The biodegradation degree of cellulose, which is a standard material, and the copolymers of Examples was measured under home composting conditions of EN17427.

Specifically, under home composting conditions (28° C., aerobic compost conditions), the moisture content in the compost was set to 50%, and then the compost and the polymer were mixed at a weight ratio of 10:1 to measure the CO₂ generated. The degradation (%) refers to a value obtained by calculating the mass degraded into water and CO₂ based on the initial mass of the sample. In addition, for comparison, the results were compared with the biodegradation measurement results of cellulose (Sigma Aldrich, Cellulose, Cat. No. 310697), which is a standard substance.
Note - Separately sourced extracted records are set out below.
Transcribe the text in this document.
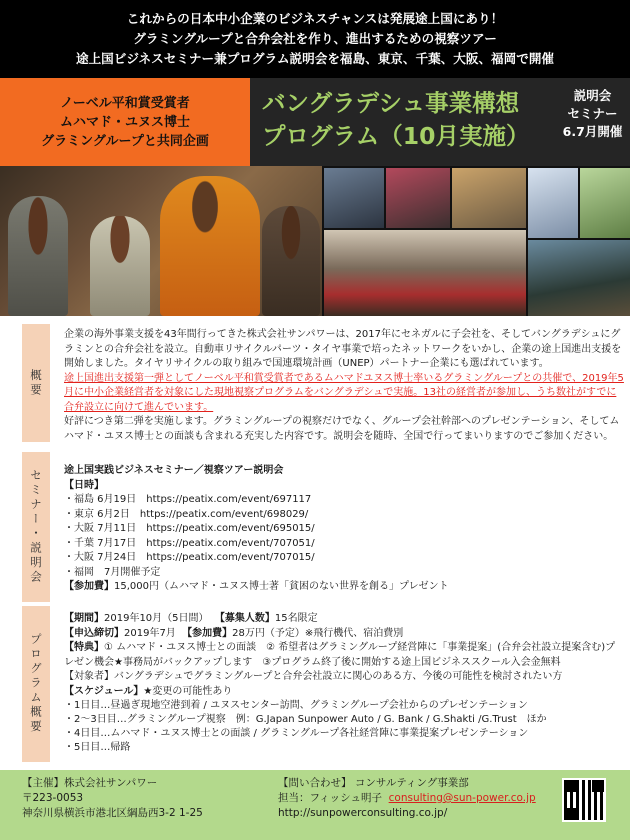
これからの日本中小企業のビジネスチャンスは発展途上国にあり！
グラミングループと合弁会社を作り、進出するための視察ツアー
途上国ビジネスセミナー兼プログラム説明会を福島、東京、千葉、大阪、福岡で開催
ノーベル平和賞受賞者
ムハマド・ユヌス博士
グラミングループと共同企画
バングラデシュ事業構想
プログラム（10月実施）
説明会
セミナー
6.7月開催
概要
企業の海外事業支援を43年間行ってきた株式会社サンパワーは、2017年にセネガルに子会社を、そしてバングラデシュにグラミンとの合弁会社を設立。自動車リサイクルパーツ・タイヤ事業で培ったネットワークをいかし、企業の途上国進出支援を開始しました。タイヤリサイクルの取り組みで国連環境計画（UNEP）パートナー企業にも選ばれています。
途上国進出支援第一弾としてノーベル平和賞受賞者であるムハマドユヌス博士率いるグラミングループとの共催で、2019年5月に中小企業経営者を対象にした現地視察プログラムをバングラデシュで実施。13社の経営者が参加し、うち数社がすでに合弁設立に向けて進んでいます。
好評につき第二弾を実施します。グラミングループの視察だけでなく、グループ会社幹部へのプレゼンテーション、そしてムハマド・ユヌス博士との面談も含まれる充実した内容です。説明会を随時、全国で行ってまいりますのでご参加ください。
セミナー・説明会 途上国実践ビジネスセミナー／視察ツアー説明会
【日時】
・福島 6月19日　https://peatix.com/event/697117
・東京 6月2日　https://peatix.com/event/698029/
・大阪 7月11日　https://peatix.com/event/695015/
・千葉 7月17日　https://peatix.com/event/707051/
・大阪 7月24日　https://peatix.com/event/707015/
・福岡　7月開催予定
【参加費】15,000円（ムハマド・ユヌス博士著「貧困のない世界を創る」プレゼント
プログラム概要
【期間】2019年10月（5日間） 【募集人数】15名限定
【申込締切】2019年7月 【参加費】28万円（予定）※飛行機代、宿泊費別
【特典】① ムハマド・ユヌス博士との面談　② 希望者はグラミングループ経営陣に「事業提案」(合弁会社設立提案含む)プレゼン機会★事務局がバックアップします　③プログラム終了後に開始する途上国ビジネススクール入会金無料
【対象者】バングラデシュでグラミングループと合弁会社設立に関心のある方、今後の可能性を検討されたい方
【スケジュール】★変更の可能性あり
・1日目…昼過ぎ現地空港到着 / ユヌスセンター訪問、グラミングループ会社からのプレゼンテーション
・2～3日目…グラミングループ視察　例：G.Japan Sunpower Auto / G. Bank / G.Shakti /G.Trust　ほか
・4日目…ムハマド・ユヌス博士との面談 / グラミングループ各社経営陣に事業提案プレゼンテーション
・5日目…帰路
【主催】株式会社サンパワー
〒223-0053
神奈川県横浜市港北区綱島西3-2 1-25
【問い合わせ】 コンサルティング事業部
担当：フィッシュ明子 consulting@sun-power.co.jp
http://sunpowerconsulting.co.jp/
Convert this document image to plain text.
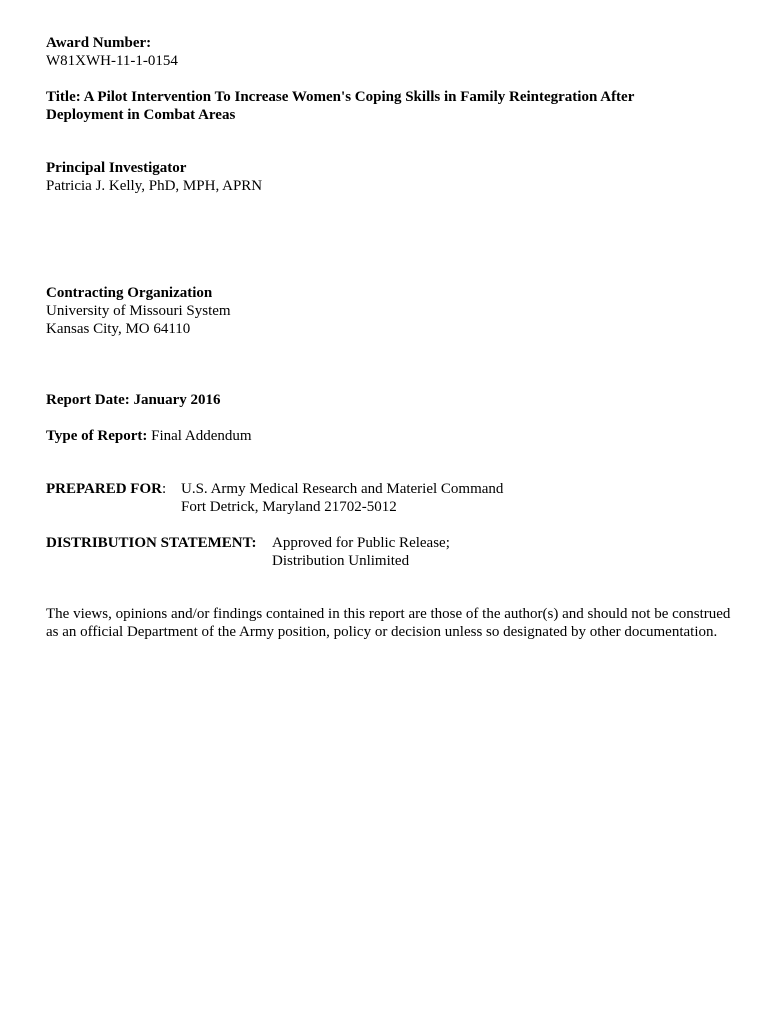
Award Number:
W81XWH-11-1-0154
Title: A Pilot Intervention To Increase Women's Coping Skills in Family Reintegration After
Deployment in Combat Areas
Principal Investigator
Patricia J. Kelly, PhD, MPH, APRN
Contracting Organization
University of Missouri System
Kansas City, MO 64110
Report Date: January 2016
Type of Report: Final Addendum
PREPARED FOR: U.S. Army Medical Research and Materiel Command
Fort Detrick, Maryland 21702-5012
DISTRIBUTION STATEMENT: Approved for Public Release;
Distribution Unlimited
The views, opinions and/or findings contained in this report are those of the author(s) and should not be construed
as an official Department of the Army position, policy or decision unless so designated by other documentation.
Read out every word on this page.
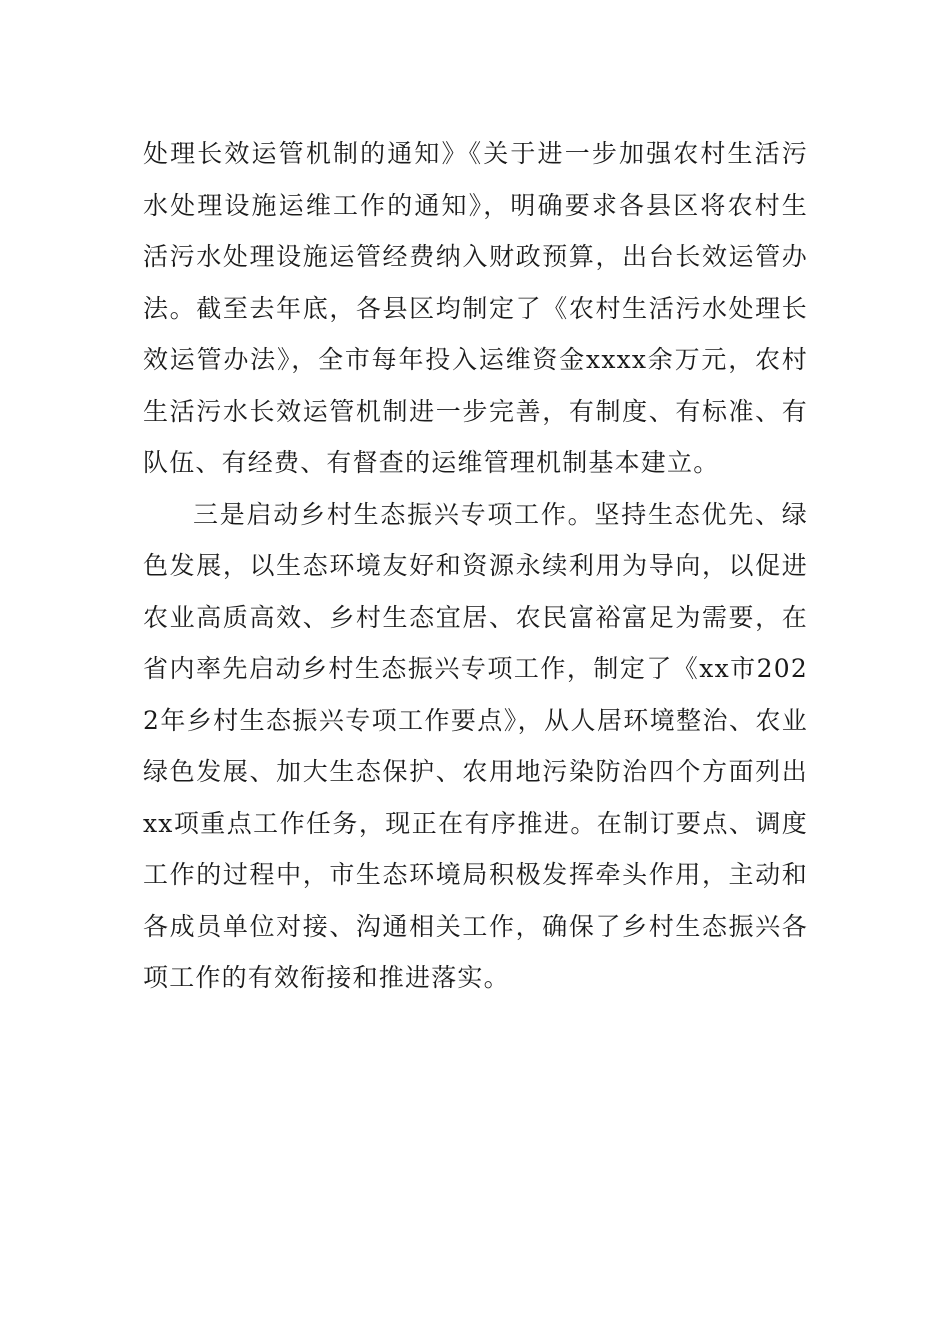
处理长效运管机制的通知》《关于进一步加强农村生活污水处理设施运维工作的通知》，明确要求各县区将农村生活污水处理设施运管经费纳入财政预算，出台长效运管办法。截至去年底，各县区均制定了《农村生活污水处理长效运管办法》，全市每年投入运维资金xxxx余万元，农村生活污水长效运管机制进一步完善，有制度、有标准、有队伍、有经费、有督查的运维管理机制基本建立。

三是启动乡村生态振兴专项工作。坚持生态优先、绿色发展，以生态环境友好和资源永续利用为导向，以促进农业高质高效、乡村生态宜居、农民富裕富足为需要，在省内率先启动乡村生态振兴专项工作，制定了《xx市2022年乡村生态振兴专项工作要点》，从人居环境整治、农业绿色发展、加大生态保护、农用地污染防治四个方面列出xx项重点工作任务，现正在有序推进。在制订要点、调度工作的过程中，市生态环境局积极发挥牵头作用，主动和各成员单位对接、沟通相关工作，确保了乡村生态振兴各项工作的有效衔接和推进落实。
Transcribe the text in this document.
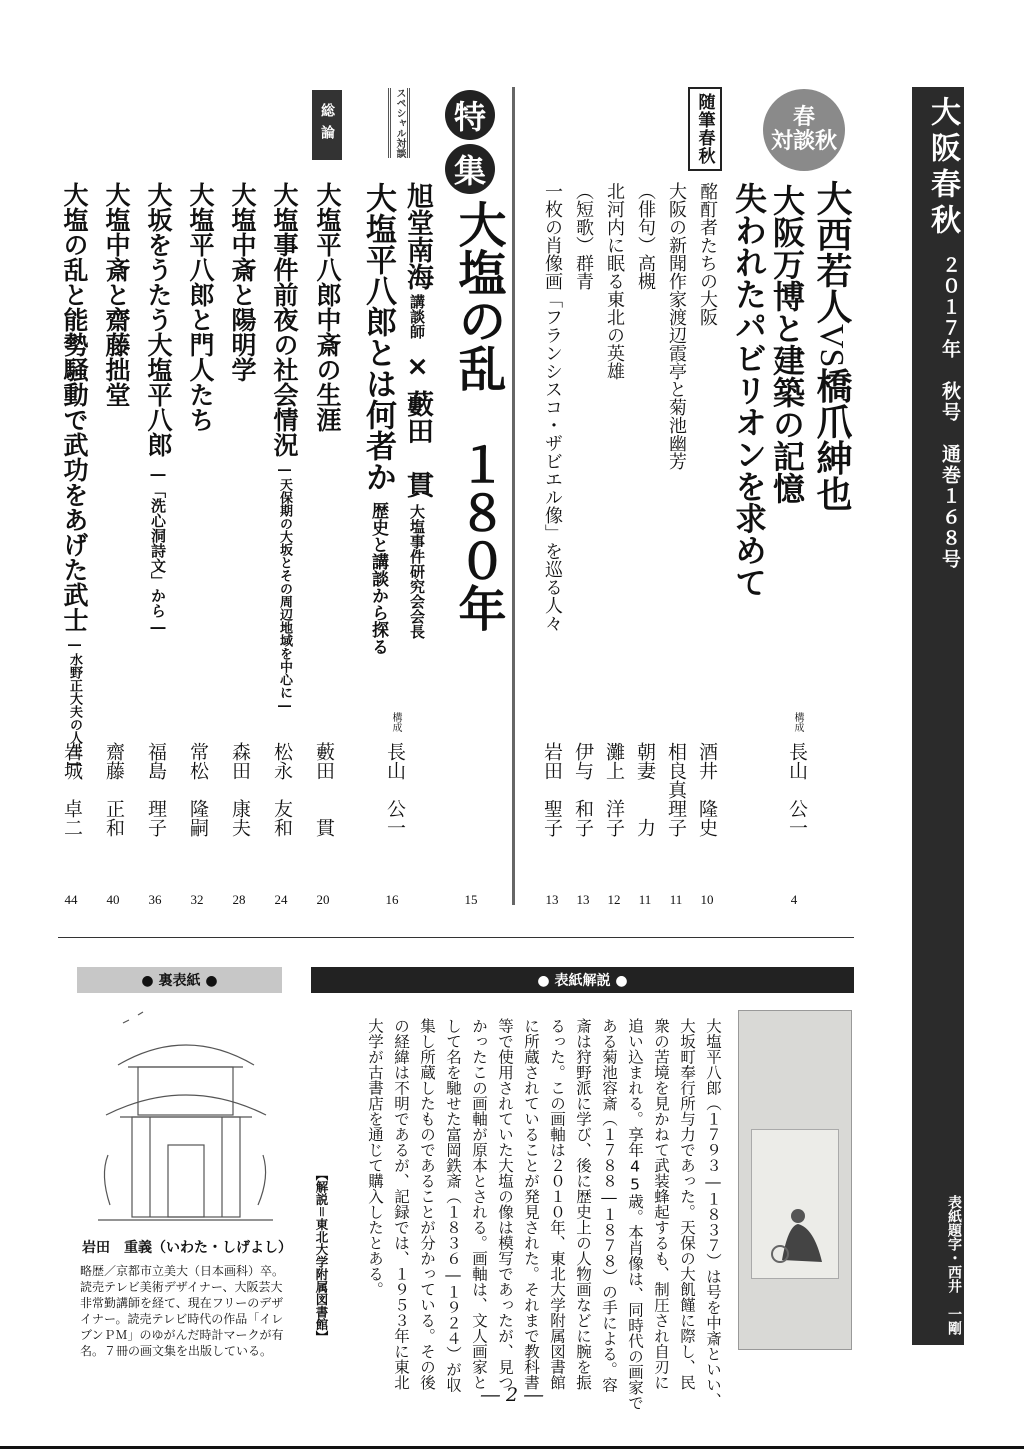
大阪春秋
２０１７年　秋号　通巻１６８号
表紙題字・西井　一剛
春
対談秋
大西若人VS橋爪紳也
大阪万博と建築の記憶
失われたパビリオンを求めて
構成
長山　公一
4
随筆春秋
酩酊者たちの大阪
大阪の新聞作家渡辺霞亭と菊池幽芳
（俳句）高槻
北河内に眠る東北の英雄
（短歌）群青
一枚の肖像画「フランシスコ・ザビエル像」を巡る人々
酒井　隆史
相良真理子
朝妻　　力
灘上　洋子
伊与　和子
岩田　聖子
10
11
11
12
13
13
特
集
大塩の乱　１８０年
15
スペシャル対談
旭堂南海講談師×藪田　貫大塩事件研究会会長
大塩平八郎とは何者か歴史と講談から探る
構成
長山　公一
16
総論
大塩平八郎中斎の生涯
大塩事件前夜の社会情況―天保期の大坂とその周辺地域を中心に―
大塩中斎と陽明学
大塩平八郎と門人たち
大坂をうたう大塩平八郎―「洗心洞詩文」から―
大塩中斎と齋藤拙堂
大塩の乱と能勢騒動で武功をあげた武士―水野正大夫の人生―
藪田　　貫
松永　友和
森田　康夫
常松　隆嗣
福島　理子
齋藤　正和
岩城　卓二
20
24
28
32
36
40
44
● 表紙解説 ●
大塩平八郎（１７９３―１８３７）は号を中斎といい、
大坂町奉行所与力であった。天保の大飢饉に際し、民
衆の苦境を見かねて武装蜂起するも、制圧され自刃に
追い込まれる。享年45歳。本肖像は、同時代の画家で
ある菊池容斎（１７８８―１８７８）の手による。容
斎は狩野派に学び、後に歴史上の人物画などに腕を振
るった。この画軸は２０１０年、東北大学附属図書館
に所蔵されていることが発見された。それまで教科書
等で使用されていた大塩の像は模写であったが、見つ
かったこの画軸が原本とされる。画軸は、文人画家と
して名を馳せた富岡鉄斎（１８３６―１９２４）が収
集し所蔵したものであることが分かっている。その後
の経緯は不明であるが、記録では、１９５３年に東北
大学が古書店を通じて購入したとある。
【解説＝東北大学附属図書館】
● 裏表紙 ●
岩田　重義（いわた・しげよし）
略歴／京都市立美大（日本画科）卒。読売テレビ美術デザイナー、大阪芸大非常勤講師を経て、現在フリーのデザイナー。読売テレビ時代の作品「イレブンＰＭ」のゆがんだ時計マークが有名。７冊の画文集を出版している。
― 2 ―
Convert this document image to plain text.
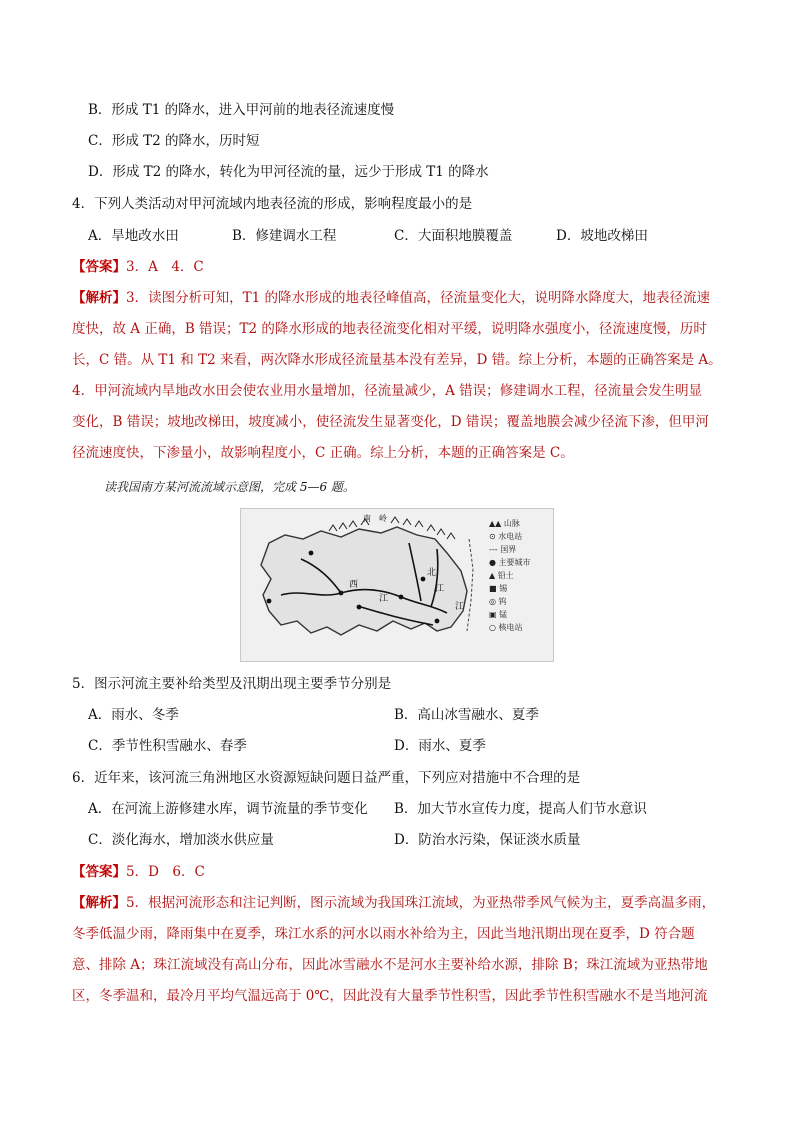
B．形成 T1 的降水，进入甲河前的地表径流速度慢
C．形成 T2 的降水，历时短
D．形成 T2 的降水，转化为甲河径流的量，远少于形成 T1 的降水
4．下列人类活动对甲河流域内地表径流的形成，影响程度最小的是
A．旱地改水田	B．修建调水工程	C．大面积地膜覆盖	D．坡地改梯田
【答案】3．A　4．C
【解析】3．读图分析可知，T1 的降水形成的地表径峰值高，径流量变化大，说明降水降度大，地表径流速
度快，故 A 正确，B 错误；T2 的降水形成的地表径流变化相对平缓，说明降水强度小，径流速度慢，历时
长，C 错。从 T1 和 T2 来看，两次降水形成径流量基本没有差异，D 错。综上分析，本题的正确答案是 A。
4．甲河流域内旱地改水田会使农业用水量增加，径流量减少，A 错误；修建调水工程，径流量会发生明显
变化，B 错误；坡地改梯田，坡度减小，使径流发生显著变化，D 错误；覆盖地膜会减少径流下渗，但甲河
径流速度快，下渗量小，故影响程度小，C 正确。综上分析，本题的正确答案是 C。
读我国南方某河流流域示意图，完成 5—6 题。
南　岭
西
江
北
江
江
▲▲ 山脉
⊙ 水电站
--- 国界
● 主要城市
▲ 铅土
■ 锡
◎ 钨
▣ 锰
○ 核电站
5．图示河流主要补给类型及汛期出现主要季节分别是
A．雨水、冬季	B．高山冰雪融水、夏季
C．季节性积雪融水、春季	D．雨水、夏季
6．近年来，该河流三角洲地区水资源短缺问题日益严重，下列应对措施中不合理的是
A．在河流上游修建水库，调节流量的季节变化 B．加大节水宣传力度，提高人们节水意识
C．淡化海水，增加淡水供应量	D．防治水污染，保证淡水质量
【答案】5．D　6．C
【解析】5．根据河流形态和注记判断，图示流域为我国珠江流域，为亚热带季风气候为主，夏季高温多雨，
冬季低温少雨，降雨集中在夏季，珠江水系的河水以雨水补给为主，因此当地汛期出现在夏季，D 符合题
意、排除 A；珠江流域没有高山分布，因此冰雪融水不是河水主要补给水源，排除 B；珠江流域为亚热带地
区，冬季温和，最冷月平均气温远高于 0℃，因此没有大量季节性积雪，因此季节性积雪融水不是当地河流
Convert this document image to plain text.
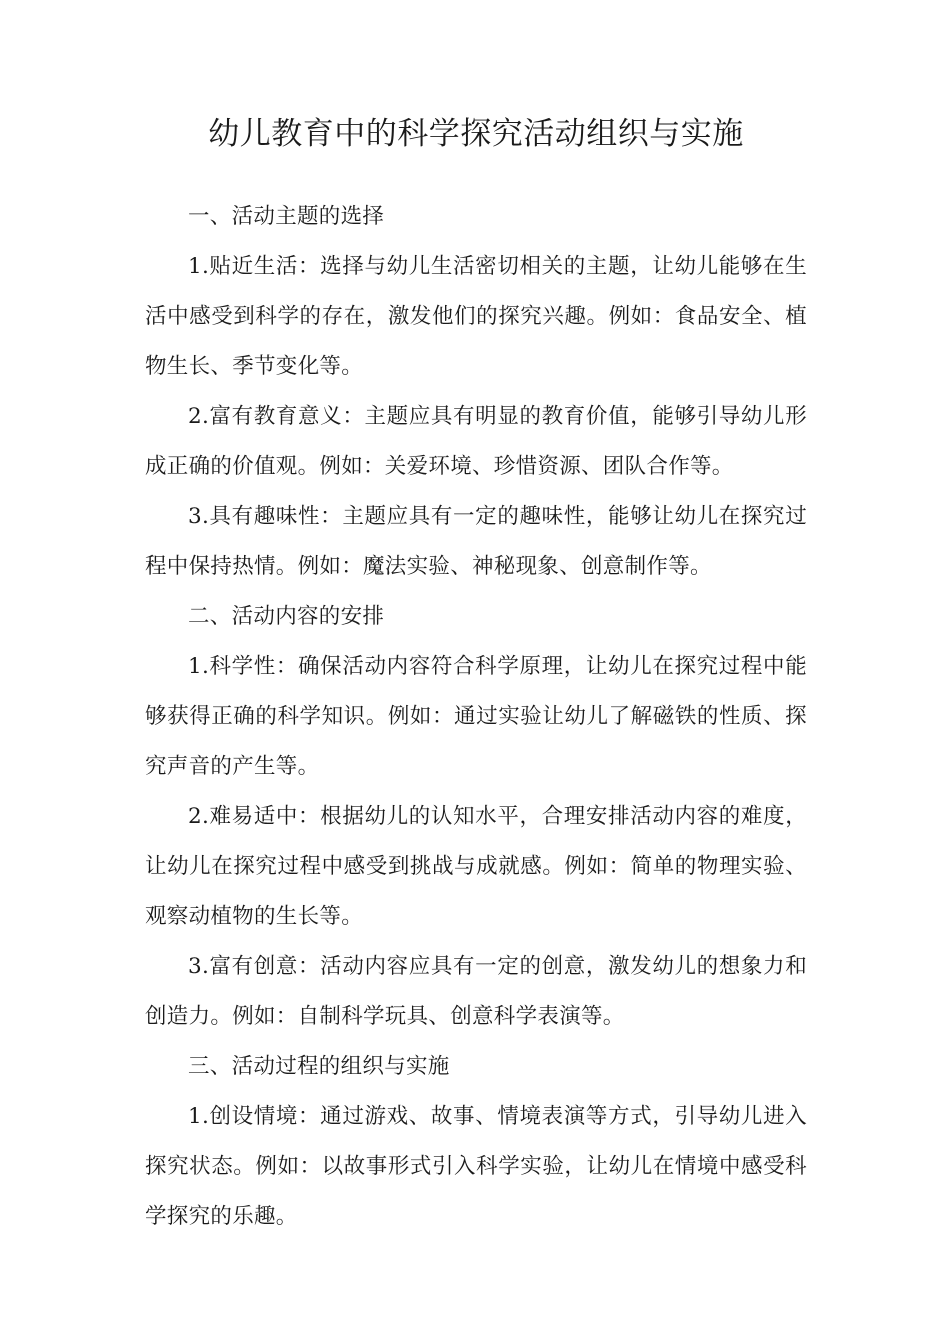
幼儿教育中的科学探究活动组织与实施

一、活动主题的选择

1.贴近生活：选择与幼儿生活密切相关的主题，让幼儿能够在生活中感受到科学的存在，激发他们的探究兴趣。例如：食品安全、植物生长、季节变化等。

2.富有教育意义：主题应具有明显的教育价值，能够引导幼儿形成正确的价值观。例如：关爱环境、珍惜资源、团队合作等。

3.具有趣味性：主题应具有一定的趣味性，能够让幼儿在探究过程中保持热情。例如：魔法实验、神秘现象、创意制作等。

二、活动内容的安排

1.科学性：确保活动内容符合科学原理，让幼儿在探究过程中能够获得正确的科学知识。例如：通过实验让幼儿了解磁铁的性质、探究声音的产生等。

2.难易适中：根据幼儿的认知水平，合理安排活动内容的难度，让幼儿在探究过程中感受到挑战与成就感。例如：简单的物理实验、观察动植物的生长等。

3.富有创意：活动内容应具有一定的创意，激发幼儿的想象力和创造力。例如：自制科学玩具、创意科学表演等。

三、活动过程的组织与实施

1.创设情境：通过游戏、故事、情境表演等方式，引导幼儿进入探究状态。例如：以故事形式引入科学实验，让幼儿在情境中感受科学探究的乐趣。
As a result of degradation measurement of the copolymers of Examples 1 and 2, it could be confirmed that the copolymers was degraded by about 40% or more, and cellulose was degraded by about 60% in the same time. It was confirmed that the biodegradation degree of Example 1 increased with the lapse of time compared to the biodegradation degree of cellulose. Through this, it was confirmed that the block copolymers of Examples 1 and 2 had biodegradable properties even under relatively mild home composting conditions.